Planting grass strips on sloping land can trap soil, preventing erosion.

Rachael Njeri planting grass strips on sloping land to prevent rainwater run-off. G.Smith/CIAT

Land restoration agenda: action now

Loss of soil organic carbon leads to land degradation – ultimately triggering low agricultural productivity. Restoring soil health is an important component of the global land restoration agenda – but preventing soils from degrading and releasing further carbon trapped in the ground is equally important. Some key lessons we’ve already learned include:

  • Understanding soil diversity is vital to guide decisions about how to restore them. But we also need to better understand the diversity of farming systems in general. Different farming systems require different interventions – like terraces on slopes to prevent soil erosion for example. Developing context-specific interventions that meet farmers’ preferences is key to getting the agenda moving on the ground.
  • When it comes to capturing more carbon in the soil, we need a more inclusive strategy and more realistic options for tracking carbon capture.
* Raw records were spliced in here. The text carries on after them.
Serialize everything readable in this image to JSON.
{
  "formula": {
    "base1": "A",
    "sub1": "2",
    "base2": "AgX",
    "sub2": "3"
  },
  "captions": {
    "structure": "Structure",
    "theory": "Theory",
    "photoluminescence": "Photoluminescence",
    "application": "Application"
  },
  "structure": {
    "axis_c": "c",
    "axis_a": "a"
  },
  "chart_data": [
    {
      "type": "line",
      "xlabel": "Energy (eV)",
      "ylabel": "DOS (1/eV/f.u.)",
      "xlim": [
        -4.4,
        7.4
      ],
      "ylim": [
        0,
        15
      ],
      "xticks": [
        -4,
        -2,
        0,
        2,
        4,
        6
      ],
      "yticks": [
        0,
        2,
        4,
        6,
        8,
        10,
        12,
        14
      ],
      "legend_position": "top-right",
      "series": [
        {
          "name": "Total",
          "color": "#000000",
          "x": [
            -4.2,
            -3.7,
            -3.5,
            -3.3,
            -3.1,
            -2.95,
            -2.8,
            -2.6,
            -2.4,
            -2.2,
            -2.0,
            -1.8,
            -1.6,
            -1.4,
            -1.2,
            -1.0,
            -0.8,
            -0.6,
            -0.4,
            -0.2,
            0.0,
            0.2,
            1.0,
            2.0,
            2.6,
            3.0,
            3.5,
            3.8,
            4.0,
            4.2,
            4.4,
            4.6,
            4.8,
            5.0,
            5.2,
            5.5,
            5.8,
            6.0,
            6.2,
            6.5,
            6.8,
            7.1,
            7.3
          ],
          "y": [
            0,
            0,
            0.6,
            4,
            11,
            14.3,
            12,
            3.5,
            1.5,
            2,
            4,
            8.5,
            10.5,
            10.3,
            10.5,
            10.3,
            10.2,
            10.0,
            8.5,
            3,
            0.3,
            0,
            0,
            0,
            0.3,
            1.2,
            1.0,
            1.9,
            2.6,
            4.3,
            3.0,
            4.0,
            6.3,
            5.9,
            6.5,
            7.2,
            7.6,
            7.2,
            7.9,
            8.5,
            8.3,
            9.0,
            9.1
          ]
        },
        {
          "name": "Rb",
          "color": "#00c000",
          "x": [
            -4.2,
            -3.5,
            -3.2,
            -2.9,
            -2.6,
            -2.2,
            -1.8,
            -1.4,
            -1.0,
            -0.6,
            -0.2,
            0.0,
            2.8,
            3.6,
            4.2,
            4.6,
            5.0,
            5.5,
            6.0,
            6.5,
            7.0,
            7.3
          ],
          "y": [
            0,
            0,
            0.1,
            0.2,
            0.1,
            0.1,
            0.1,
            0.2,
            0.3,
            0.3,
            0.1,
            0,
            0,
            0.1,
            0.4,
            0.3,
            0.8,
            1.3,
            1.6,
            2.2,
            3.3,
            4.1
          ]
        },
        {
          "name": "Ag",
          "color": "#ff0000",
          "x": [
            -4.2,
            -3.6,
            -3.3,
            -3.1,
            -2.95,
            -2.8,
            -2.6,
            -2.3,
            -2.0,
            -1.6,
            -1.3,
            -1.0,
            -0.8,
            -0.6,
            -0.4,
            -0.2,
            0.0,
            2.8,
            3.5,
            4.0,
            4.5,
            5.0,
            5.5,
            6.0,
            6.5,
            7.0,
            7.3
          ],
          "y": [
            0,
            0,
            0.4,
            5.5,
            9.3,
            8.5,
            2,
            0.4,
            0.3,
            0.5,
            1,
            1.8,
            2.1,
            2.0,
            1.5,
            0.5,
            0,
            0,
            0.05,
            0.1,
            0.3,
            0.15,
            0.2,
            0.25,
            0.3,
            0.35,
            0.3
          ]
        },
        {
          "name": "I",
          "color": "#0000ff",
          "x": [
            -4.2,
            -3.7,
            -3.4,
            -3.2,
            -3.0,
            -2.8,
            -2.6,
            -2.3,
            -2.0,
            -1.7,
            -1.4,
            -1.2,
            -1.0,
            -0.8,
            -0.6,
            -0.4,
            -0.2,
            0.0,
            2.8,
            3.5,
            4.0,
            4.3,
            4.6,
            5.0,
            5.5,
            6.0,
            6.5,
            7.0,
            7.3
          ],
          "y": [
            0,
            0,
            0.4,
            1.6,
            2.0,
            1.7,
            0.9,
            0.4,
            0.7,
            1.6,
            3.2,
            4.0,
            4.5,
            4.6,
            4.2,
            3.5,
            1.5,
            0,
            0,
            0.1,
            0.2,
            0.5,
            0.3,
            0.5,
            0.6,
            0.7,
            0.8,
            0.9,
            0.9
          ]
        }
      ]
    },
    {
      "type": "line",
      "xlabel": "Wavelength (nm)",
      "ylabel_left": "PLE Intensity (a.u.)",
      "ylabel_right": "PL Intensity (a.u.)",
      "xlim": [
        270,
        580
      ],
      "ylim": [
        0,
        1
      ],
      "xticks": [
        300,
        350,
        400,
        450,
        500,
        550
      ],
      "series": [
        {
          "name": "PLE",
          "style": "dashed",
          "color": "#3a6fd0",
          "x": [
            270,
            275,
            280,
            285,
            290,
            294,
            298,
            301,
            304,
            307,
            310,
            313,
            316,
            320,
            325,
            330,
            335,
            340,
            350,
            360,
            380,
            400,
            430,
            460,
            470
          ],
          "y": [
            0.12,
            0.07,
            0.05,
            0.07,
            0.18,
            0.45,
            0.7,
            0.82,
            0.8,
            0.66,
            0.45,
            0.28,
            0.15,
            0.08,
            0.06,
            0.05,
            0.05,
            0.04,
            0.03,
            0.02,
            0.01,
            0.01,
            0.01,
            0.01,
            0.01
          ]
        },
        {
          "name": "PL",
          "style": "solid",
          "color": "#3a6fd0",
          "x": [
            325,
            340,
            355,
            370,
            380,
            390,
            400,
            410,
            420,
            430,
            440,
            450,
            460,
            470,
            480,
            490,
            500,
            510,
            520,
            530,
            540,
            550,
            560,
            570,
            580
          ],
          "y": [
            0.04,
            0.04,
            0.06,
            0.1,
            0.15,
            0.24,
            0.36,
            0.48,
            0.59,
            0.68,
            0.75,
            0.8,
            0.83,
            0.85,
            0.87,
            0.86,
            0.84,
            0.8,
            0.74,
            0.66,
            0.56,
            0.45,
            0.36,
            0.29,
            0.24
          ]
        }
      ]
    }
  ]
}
We need to consider how people farm the land; how communities use their resources and can benefit from protecting them.
  • Off-farm factors are important in farmer decision making, and we need to better understand what these are. Access to markets to sell their produce; availability of food during dry seasons – farmers have many things to consider above and beyond protecting their soils.
  • Youth will need to be better involved in soil rehabilitation initiatives. That’s because they’re the farmers of the future: many of those involved in soils initiatives today will not be here to see the long-term impact of these investments.

World Soil Day: soils and pulses, a symbiosis for life

That’s the theme of World Soil Day this year. It points to some solutions already enabling farmers to fetch a higher income, put more food on the table and adapt to a changing climate. Like inter-cropping with more nutritious beans bred to contain more iron while also combating drought and disease, or climbing beans that produce double or even triple yields.

Yet to have impact across landscapes and continents, farmers – and other decision makers – need better information about where to target limited investments. Trade-offs will be unavoidable: smallholder farmers always have to prioritize food security, despite having less land and natural resources with which to produce food.

So which soil management practices can improve carbon capture, maintain soil carbon and boost yields of crops like improved beans? How much carbon can we realistically capture in our soils? For now, those questions remain unanswered.

Call to Action:

  • Site-specific tools can be developed to present decision makers with the bigger picture of where soils are most degraded, and which areas should be prioritized for investment to improve soil carbon stocks.
  • Ready-to-finance packages of best-bet land and soil conservation practices can highlight which practices are most appropriate to enhance soil organic carbon stocks in particular regions.
  • Increasing carbon in the landscape will require landscape mapping and site-specific data to guide decision makers about where to invest in specific management practices.
  • Further research is needed to identify drivers of land use change at regional, national and sub-national scales, to develop policies to enhance carbon capture on agricultural land, benefiting farmers and communities.